The IEA also highlighted growing risks surrounding graphite, another mineral where China dominates global processing. Graphite is a key material used in lithium-ion battery anodes for electric vehicles and energy storage systems.
China accounts for more than 90% of global processed graphite production, making it another critical chokepoint in clean-energy supply chains.
Beijing announced export controls on graphite alongside its rare earth measures before postponing implementation. According to the IEA, if those controls eventually take full effect, they could put an additional $300 billion worth of downstream industrial production outside China at risk, further increasing vulnerabilities for global manufacturers.
AI And Defense Industries Face Rising Exposure
The report comes as demand for critical minerals continues to accelerate because of artificial intelligence, electrification and military modernization. The AI boom has sharply increased demand for advanced semiconductors, servers, networking equipment and data centers, all of which depend on sophisticated electronic components containing rare earth materials.
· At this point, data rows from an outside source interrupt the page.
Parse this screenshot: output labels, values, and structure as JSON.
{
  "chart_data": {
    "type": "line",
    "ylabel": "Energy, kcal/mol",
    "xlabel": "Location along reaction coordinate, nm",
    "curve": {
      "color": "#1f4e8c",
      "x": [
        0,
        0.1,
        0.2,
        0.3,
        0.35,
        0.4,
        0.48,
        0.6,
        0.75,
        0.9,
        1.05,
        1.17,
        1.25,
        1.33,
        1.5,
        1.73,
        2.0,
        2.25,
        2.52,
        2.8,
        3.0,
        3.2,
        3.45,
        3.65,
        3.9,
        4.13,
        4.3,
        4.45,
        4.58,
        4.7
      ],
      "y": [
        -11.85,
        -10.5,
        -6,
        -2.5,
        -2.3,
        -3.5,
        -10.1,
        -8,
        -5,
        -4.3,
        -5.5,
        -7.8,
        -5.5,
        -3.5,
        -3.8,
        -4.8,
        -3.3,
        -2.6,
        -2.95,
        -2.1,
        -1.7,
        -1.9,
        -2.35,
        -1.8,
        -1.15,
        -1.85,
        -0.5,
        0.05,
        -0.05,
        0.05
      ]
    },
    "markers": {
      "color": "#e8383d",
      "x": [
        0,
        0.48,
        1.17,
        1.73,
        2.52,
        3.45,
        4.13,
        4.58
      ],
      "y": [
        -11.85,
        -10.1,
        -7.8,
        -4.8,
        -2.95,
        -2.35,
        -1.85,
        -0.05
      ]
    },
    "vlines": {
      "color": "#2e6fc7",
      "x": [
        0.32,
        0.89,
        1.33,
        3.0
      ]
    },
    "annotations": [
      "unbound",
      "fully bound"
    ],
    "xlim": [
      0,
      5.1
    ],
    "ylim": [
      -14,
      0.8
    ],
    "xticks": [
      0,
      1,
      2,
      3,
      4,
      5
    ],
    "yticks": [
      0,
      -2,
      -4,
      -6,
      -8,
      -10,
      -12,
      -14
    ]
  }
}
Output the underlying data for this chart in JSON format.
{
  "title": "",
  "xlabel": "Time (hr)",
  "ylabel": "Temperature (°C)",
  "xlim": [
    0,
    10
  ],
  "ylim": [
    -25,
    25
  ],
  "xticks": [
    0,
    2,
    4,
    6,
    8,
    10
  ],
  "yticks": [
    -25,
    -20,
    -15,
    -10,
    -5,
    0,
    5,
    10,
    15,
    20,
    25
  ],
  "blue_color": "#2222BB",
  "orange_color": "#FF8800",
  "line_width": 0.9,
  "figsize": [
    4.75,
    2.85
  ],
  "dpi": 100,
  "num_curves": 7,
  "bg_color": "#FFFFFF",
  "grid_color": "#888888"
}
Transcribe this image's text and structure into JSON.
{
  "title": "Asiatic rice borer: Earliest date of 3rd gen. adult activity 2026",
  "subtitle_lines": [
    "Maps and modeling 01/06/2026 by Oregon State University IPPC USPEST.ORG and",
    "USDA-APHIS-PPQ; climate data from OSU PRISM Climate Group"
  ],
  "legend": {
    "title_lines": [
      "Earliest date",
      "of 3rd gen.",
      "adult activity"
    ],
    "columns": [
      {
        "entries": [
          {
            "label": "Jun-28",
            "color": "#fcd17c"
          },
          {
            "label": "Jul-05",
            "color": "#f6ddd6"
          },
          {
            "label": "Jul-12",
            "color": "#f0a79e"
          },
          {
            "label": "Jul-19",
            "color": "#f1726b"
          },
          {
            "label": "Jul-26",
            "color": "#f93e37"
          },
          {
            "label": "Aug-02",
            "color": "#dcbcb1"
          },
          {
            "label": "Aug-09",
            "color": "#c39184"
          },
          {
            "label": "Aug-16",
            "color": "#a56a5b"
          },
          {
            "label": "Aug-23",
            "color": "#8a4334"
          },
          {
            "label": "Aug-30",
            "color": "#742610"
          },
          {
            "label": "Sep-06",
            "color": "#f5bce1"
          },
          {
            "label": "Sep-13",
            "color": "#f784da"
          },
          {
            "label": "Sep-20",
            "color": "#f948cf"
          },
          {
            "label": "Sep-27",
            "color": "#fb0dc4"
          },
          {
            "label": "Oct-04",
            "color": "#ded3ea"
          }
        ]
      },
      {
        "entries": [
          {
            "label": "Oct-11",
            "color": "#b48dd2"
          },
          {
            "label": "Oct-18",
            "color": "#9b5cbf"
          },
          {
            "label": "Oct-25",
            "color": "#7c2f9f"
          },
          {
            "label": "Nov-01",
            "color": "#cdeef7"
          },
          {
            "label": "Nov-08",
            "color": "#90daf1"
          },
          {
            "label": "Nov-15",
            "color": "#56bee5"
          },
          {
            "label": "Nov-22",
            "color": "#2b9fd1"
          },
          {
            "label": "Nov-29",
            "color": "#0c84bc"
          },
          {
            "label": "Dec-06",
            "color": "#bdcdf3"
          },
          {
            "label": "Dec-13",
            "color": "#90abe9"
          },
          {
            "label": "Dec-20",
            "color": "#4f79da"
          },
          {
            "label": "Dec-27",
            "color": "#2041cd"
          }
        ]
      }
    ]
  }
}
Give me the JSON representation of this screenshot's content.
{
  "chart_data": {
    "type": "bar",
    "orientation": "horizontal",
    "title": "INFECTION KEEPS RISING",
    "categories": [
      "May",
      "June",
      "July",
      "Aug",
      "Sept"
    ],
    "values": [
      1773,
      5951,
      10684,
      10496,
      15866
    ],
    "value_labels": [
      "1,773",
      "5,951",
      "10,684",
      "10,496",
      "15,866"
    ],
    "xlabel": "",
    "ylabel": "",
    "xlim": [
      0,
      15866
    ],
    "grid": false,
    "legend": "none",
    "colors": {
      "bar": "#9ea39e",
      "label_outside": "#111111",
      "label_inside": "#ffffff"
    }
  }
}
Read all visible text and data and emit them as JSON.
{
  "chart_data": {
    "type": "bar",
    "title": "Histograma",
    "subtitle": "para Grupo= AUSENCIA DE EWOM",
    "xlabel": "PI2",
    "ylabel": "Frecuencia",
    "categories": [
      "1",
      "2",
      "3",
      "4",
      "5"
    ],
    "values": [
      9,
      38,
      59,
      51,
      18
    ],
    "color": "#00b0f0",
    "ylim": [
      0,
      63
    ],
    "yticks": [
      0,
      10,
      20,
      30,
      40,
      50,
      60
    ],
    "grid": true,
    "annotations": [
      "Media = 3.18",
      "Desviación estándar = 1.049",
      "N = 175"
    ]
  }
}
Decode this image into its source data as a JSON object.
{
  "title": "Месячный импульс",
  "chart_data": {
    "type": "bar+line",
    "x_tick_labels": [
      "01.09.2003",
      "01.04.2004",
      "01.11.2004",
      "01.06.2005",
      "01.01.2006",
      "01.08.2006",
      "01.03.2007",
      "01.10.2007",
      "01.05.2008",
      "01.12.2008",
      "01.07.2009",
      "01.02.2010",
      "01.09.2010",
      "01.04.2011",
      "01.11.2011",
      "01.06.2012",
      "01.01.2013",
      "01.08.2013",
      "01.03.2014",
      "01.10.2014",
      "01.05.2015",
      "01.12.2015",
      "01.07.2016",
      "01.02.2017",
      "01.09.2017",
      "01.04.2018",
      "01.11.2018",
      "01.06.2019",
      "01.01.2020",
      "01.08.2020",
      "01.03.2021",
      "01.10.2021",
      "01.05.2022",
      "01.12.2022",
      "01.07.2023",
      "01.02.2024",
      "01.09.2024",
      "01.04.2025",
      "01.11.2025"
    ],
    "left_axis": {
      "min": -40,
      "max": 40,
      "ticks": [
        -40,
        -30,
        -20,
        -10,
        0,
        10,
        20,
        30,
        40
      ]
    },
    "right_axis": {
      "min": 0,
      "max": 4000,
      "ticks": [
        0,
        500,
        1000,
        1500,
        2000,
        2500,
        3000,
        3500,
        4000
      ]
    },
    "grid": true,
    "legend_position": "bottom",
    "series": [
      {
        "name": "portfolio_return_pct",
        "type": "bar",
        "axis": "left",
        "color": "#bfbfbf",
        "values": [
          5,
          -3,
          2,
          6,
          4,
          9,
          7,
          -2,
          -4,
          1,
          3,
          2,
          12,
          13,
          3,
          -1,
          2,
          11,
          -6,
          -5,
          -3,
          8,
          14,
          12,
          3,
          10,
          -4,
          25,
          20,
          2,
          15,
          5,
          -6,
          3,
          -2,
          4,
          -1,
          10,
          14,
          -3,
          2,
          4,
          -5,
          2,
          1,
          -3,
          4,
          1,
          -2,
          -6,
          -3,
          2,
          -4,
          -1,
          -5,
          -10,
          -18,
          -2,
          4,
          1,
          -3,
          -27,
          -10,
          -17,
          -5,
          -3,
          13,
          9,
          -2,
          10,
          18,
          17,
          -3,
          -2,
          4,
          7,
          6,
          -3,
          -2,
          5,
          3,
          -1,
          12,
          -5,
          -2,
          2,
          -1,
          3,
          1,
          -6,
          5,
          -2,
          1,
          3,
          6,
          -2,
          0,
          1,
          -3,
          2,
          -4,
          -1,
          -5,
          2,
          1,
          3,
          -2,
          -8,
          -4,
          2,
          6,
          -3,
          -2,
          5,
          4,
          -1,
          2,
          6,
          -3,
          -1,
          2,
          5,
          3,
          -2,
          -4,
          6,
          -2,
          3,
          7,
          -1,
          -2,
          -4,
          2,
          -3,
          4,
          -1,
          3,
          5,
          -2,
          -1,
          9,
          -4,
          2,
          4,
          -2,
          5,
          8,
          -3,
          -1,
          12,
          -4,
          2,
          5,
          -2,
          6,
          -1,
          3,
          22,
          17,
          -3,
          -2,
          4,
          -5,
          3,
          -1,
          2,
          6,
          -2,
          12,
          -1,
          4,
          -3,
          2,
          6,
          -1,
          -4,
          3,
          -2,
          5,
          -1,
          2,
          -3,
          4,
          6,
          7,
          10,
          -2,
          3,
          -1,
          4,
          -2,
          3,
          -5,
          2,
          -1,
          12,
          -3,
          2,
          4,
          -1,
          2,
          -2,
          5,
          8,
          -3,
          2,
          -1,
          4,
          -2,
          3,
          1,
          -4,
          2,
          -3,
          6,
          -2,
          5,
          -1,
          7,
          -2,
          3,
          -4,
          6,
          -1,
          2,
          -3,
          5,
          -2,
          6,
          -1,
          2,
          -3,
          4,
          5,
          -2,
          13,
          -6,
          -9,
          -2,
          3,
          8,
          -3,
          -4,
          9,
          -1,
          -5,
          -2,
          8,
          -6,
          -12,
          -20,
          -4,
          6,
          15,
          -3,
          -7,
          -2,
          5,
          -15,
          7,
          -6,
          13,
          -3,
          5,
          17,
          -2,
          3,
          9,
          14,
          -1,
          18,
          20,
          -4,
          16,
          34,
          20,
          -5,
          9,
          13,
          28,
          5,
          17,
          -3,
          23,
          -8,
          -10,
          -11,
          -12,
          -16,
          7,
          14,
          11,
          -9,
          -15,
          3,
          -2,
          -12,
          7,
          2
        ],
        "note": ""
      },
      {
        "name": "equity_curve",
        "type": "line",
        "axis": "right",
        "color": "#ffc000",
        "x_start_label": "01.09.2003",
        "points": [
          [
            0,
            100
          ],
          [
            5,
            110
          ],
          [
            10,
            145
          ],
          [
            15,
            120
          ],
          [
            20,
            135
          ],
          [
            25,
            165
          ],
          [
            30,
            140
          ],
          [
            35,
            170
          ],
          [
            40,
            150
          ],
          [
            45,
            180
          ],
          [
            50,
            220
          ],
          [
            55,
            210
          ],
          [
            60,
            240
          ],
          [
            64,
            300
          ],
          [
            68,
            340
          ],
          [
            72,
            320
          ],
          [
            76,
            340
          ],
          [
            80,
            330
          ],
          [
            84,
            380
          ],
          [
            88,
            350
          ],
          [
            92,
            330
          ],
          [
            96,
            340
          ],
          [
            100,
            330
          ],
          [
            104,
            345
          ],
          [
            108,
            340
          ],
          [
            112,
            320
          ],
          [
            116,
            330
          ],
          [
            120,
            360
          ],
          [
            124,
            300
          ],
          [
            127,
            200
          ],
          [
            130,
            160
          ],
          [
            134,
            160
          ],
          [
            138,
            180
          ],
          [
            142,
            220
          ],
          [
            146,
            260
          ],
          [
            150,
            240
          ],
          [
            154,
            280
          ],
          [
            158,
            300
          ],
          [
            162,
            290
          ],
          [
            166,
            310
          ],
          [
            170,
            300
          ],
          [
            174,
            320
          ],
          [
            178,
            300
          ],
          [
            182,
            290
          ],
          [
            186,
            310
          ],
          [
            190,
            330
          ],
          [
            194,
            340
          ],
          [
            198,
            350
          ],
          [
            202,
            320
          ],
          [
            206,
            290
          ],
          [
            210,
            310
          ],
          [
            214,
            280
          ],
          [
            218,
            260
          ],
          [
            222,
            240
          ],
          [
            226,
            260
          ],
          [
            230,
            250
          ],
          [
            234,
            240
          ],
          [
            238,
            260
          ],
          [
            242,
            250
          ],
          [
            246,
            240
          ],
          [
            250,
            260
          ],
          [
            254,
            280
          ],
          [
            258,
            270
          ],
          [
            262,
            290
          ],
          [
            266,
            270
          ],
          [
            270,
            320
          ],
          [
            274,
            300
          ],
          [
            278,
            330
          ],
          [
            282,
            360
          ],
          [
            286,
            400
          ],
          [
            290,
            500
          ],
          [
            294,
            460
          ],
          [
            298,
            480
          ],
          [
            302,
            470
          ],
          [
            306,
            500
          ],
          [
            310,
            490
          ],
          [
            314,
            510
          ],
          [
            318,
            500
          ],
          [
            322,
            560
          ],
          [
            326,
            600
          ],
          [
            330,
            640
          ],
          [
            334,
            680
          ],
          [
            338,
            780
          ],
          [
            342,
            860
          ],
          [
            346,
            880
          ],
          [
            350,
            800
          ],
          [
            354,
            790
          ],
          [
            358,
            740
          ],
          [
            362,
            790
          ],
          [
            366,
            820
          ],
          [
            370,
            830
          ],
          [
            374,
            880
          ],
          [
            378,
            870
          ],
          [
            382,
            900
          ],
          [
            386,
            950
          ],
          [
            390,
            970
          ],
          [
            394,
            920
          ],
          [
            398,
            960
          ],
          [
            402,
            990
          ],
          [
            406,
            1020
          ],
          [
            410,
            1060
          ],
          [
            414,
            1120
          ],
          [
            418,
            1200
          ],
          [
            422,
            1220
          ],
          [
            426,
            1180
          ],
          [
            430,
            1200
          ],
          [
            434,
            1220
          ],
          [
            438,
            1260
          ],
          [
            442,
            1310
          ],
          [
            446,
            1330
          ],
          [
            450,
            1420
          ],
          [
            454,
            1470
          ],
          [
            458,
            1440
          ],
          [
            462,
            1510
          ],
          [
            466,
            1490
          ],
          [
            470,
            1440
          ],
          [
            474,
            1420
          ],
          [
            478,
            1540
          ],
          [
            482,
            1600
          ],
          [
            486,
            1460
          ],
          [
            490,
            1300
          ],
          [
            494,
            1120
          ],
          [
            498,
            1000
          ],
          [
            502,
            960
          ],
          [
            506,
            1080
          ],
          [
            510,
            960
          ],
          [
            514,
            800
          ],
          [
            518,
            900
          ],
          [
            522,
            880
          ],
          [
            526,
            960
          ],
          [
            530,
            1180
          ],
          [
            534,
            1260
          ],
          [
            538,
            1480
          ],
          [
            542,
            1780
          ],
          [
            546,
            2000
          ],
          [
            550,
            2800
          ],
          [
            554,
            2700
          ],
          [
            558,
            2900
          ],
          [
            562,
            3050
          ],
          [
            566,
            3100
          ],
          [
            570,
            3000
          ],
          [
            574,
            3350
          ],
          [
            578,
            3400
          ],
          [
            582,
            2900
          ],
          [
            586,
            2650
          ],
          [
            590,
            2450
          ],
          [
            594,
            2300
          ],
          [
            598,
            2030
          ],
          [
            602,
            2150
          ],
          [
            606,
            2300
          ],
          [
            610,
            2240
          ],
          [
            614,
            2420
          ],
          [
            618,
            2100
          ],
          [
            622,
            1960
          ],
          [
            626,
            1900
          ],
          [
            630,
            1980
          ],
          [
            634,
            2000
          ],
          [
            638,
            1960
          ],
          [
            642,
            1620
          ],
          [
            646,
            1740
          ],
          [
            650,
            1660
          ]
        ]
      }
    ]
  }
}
At the same time, defense spending has risen across many advanced economies, increasing demand for precision-guided weapons, radar systems, fighter aircraft, submarines and satellites that also rely heavily on rare earth magnets and specialized alloys.
The convergence of AI, electrification and defense spending is creating structural growth in critical mineral demand while supply remains geographically concentrated. That imbalance has prompted governments to increasingly classify critical minerals as strategic national security assets rather than ordinary industrial commodities.
Western Governments Accelerate Diversification
In response to growing geopolitical risks, governments across North America, Europe, and parts of Asia have substantially increased investment in alternative supply chains. According to the IEA, public financing commitments for new critical mineral projects increased more than fourfold between 2023 and 2025, reaching $65 billion.
The funding is supporting new mining operations, refining facilities, recycling technologies and processing infrastructure aimed at reducing dependence on Chinese supply chains.
Progress is beginning to emerge.
The IEA said new rare earth refining projects in the United States and Malaysia reduced China’s share of global rare earth refining capacity to 85% last year, down from 90% in 2023. If all currently planned projects are completed on schedule, China’s market share could decline further to around 70% by 2035.
While that would represent meaningful diversification, China would still retain a dominant position in the global supply chain, underscoring how difficult it will be for competing countries to replicate decades of investment, industrial expertise and integrated processing capacity.
Globally, governments are increasingly treating supply chains for semiconductors, batteries and critical minerals as strategic infrastructure, prompting industrial policies aimed at reshoring production and reducing geopolitical vulnerabilities.
The United States, European Union, Japan, South Korea, and several resource-rich countries have introduced subsidies, tax incentives and financing programs to accelerate domestic production and processing of critical minerals.
However, building alternative supply chains remains a long-term undertaking. Developing new mines typically takes years, while constructing refining facilities requires significant capital investment, technical expertise, and environmental approvals.
Analysts thus note that until those new projects become operational at scale, manufacturers around the world are likely to remain heavily dependent on Chinese supplies of rare earths and graphite. This will leave global industries exposed to potential disruptions as geopolitical competition over strategic resources intensifies.